Julia Grant is a political activist.
She is not a spy. She would not want to be a spy. She would scream loudly to the world and particularly the Press if she was ever forced into being one.
At least that is what she thought. Then she found herself pushed and shoved into a world she always knew she would hate and she found that to still be the case. Unfortunately for her, her activism and determined belief in making things better would not allow her to back away from problems she knew she could help fix.
When we first meet her, she is sitting alone staring at the San Francisco Bay view and contemplating her future. She found herself "in the unusual position of being able to start life anew - to re-create herself, in a way. But too much freedom, she had discovered, could be a prison of its own kind. She simply couldn't seem to unshackle the memories and patterns of the past." Life is about to make some of those decisions for her, and one of its instruments will be an agent with U.S. Intelligence, namely the National Counter Terrorism Center.

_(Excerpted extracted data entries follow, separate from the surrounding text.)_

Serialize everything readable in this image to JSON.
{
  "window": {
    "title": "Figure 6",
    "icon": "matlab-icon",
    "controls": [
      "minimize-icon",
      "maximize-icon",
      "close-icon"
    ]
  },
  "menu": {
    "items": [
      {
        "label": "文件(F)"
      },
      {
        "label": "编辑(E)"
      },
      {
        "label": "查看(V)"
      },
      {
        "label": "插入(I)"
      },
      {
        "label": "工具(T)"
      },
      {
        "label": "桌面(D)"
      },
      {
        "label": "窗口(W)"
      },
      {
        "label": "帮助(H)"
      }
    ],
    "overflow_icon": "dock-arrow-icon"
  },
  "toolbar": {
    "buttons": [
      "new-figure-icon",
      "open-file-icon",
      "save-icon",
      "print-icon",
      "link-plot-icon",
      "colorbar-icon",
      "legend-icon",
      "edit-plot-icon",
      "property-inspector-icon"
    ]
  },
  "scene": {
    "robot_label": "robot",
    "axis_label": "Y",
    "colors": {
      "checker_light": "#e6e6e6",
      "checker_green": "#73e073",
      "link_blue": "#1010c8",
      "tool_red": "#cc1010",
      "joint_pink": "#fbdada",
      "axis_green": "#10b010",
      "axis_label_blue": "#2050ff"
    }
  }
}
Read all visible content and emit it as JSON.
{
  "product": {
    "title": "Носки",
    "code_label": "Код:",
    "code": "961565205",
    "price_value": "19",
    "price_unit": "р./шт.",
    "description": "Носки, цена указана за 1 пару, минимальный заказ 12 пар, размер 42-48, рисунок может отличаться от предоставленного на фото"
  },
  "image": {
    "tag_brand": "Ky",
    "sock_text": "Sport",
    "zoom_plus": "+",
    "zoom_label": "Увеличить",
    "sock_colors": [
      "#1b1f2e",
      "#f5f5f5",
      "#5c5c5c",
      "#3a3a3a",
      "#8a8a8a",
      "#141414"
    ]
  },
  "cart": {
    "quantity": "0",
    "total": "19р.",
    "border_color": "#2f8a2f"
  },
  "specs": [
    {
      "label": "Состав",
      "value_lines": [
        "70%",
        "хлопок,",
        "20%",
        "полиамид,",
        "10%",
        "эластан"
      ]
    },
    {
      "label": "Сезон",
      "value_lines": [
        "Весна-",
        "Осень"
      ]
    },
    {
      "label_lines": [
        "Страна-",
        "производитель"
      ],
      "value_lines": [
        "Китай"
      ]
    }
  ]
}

It turns out that before we learn of her, she had had many trips to Egypt for matters that will become important in her dealings with the government but not, as yet, spy-related. These were of interest to the NCTC and their on-going efforts in the 'War on Terror', a phrase she particularly disliked considering her strong pacifist feelings, "totally opposed to military aggression and violence of any kind".
But she will learn soon that the NCTC was not so much concerned with what she had done in the past but what she could, with her experience in the Middle East, do for them.